À cet appel des parents répond le besoin d’enseignants dont les salaires sont insuffisants et qui trouvent dans les CP la solution idoine pour améliorer leurs revenus.

Outre ces deux raisons principales, il y en d’autres comme le système de l’orientation pour la poursuite des études universitaires dans les établissements publics de l’enseignement supérieur. En fait, ce système est basé essentiellement sur les moyennes obtenues au bac et au cours de la dernière année de l’enseignement secondaire. Pour pouvoir atteindre les filières les plus prisées comme la médecine, les écoles d’ingénieur ou d’architecture ou encore certaines écoles de commerce renommées, il faut avoir de bonnes notes dans certaines matières. Ce qui pousse les élèves vers les CP…

Les méfaits des CP

Le ministre de l’Education vient de donner des chiffres alarmant sur l’abandon scolaire et des pourcentages encore plus alarmants sur le niveau des élèves à la fin de l’école de base puisqu’il dit que 75% d’entre eux sont quasiment analphabètes. Analphabètes après 9 ans d’école ! Et l’on sait, par ailleurs, quel est le niveau catastrophique en compréhension des problèmes mathématiques des élèves d’environ 15 ans (c’est-à-dire après l’école de base) mesuré par le programme européen Pisa(*), dont la Tunisie s’est retirée par décision du ministre de l’Education en 2018. C’est ce niveau catastrophique qui a poussé le ministre à ne plus soumettre notre système éducatif à l’évaluation Pisa sous le prétexte que cela n’avait servi à rien comme si le thermomètre servait à baisser la fièvre !

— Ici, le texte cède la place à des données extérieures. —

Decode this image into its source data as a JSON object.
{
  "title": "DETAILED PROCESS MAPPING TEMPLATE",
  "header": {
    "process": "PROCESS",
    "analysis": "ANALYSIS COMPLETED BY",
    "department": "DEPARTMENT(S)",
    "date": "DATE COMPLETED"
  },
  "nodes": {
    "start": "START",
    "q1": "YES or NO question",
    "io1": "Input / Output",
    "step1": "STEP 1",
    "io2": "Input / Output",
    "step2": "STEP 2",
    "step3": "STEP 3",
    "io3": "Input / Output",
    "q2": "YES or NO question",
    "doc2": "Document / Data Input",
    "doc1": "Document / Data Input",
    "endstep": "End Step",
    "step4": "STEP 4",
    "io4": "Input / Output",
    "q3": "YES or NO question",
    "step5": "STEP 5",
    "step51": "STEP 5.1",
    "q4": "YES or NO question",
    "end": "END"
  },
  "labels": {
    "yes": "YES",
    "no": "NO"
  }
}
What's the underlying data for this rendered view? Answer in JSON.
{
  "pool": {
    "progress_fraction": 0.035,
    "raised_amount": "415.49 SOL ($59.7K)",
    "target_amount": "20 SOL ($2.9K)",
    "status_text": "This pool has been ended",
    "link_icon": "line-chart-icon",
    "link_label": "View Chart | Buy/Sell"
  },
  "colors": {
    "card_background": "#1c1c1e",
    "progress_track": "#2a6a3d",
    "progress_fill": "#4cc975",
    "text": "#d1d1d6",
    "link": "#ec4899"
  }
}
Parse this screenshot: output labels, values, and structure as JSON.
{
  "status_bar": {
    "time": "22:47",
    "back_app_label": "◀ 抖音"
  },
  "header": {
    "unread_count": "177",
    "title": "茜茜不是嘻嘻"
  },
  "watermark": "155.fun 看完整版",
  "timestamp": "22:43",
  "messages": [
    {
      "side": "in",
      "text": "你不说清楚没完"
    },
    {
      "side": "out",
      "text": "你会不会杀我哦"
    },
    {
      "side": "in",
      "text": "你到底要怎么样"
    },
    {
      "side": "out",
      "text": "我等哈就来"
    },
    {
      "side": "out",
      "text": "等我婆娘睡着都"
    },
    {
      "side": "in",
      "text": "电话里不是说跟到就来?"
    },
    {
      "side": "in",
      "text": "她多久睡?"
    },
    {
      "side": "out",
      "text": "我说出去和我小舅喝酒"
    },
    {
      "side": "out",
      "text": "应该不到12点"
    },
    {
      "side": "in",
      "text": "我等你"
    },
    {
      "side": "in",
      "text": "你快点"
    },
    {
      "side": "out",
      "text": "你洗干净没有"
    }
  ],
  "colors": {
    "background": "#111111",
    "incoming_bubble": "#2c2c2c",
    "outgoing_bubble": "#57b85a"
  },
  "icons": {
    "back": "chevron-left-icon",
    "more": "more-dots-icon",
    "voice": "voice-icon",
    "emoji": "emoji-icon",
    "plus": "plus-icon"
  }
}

En fait, les pauvres parents trouvent dans les CP l’illusion d’améliorer et le niveau et les notes d’élèves à qui l’école n’est plus capable de fournir le minimum de connaissances requis.

Concrètement, l’effet bénéfique sur le niveau des élèves est très discutable. On peut même avancer que son effet négatif dépasse de loin ses bénéfices. Et ce surtout du point de vue psychologique.

En effet, le recours aux CP tue chez l’apprenant son aptitude à apprendre par lui-même, à identifier et à chercher l’information dont il a besoin, à affronter les difficultés de résolution d’un problème jusqu’à la délivrance par l’atteinte de la solution. Il tue tout le plaisir d’apprendre par soi-même, de comprendre des problèmes et de les résoudre. Il crée des assistés. Des êtres diminués.

Que faire ?

On ne doit jamais exposer un problème sans proposer des solutions ! Hélas, les solutions de ce problème des CP ne peuvent être proposées sans les placer dans le contexte général de la réforme du système éducatif qui les a générés. En fait, ils sont l’une des manifestations du mal qui gangrène ce système. Et l’on peut parier que les CP disparaîtront d’eux-mêmes dès que l’éducation nationale montrera des signes de redressement. Et il est urgent de se mettre à l’ouvrage.

Les principaux axes de la réforme touchent aux conditions matérielles de l’apprentissage (état délabré de la plupart des écoles et lycées, manque d’équipements pédagogiques, etc.), au faible niveau des enseignants issus d’un système lui-même délabré (formations spécifiques, critères de recrutement, etc.), aux contenus obsolètes et pédagogiquement dépassés et à l’environnement général du système éducatif (engagement des parents, apport des médias, accompagnement social, etc.)

Bref, c’est tout un chantier dont on parle depuis au moins une vingtaine d’années avec un grand renfort de rapports, d’études et de promesses, mais qui continue de faire du surplace.

* Universitaire.

** Programme for International Student Assessment est un ensemble d’études menées tous les trois ans par l’Organisation de coopération et de développement économiques (OCDE) visant à mesurer les performances des systèmes éducatifs des pays membres et non membres. La Tunisie a adhéré à cette évaluation avant la décision, en 2018, du ministre de l’éducation de s’en retirer.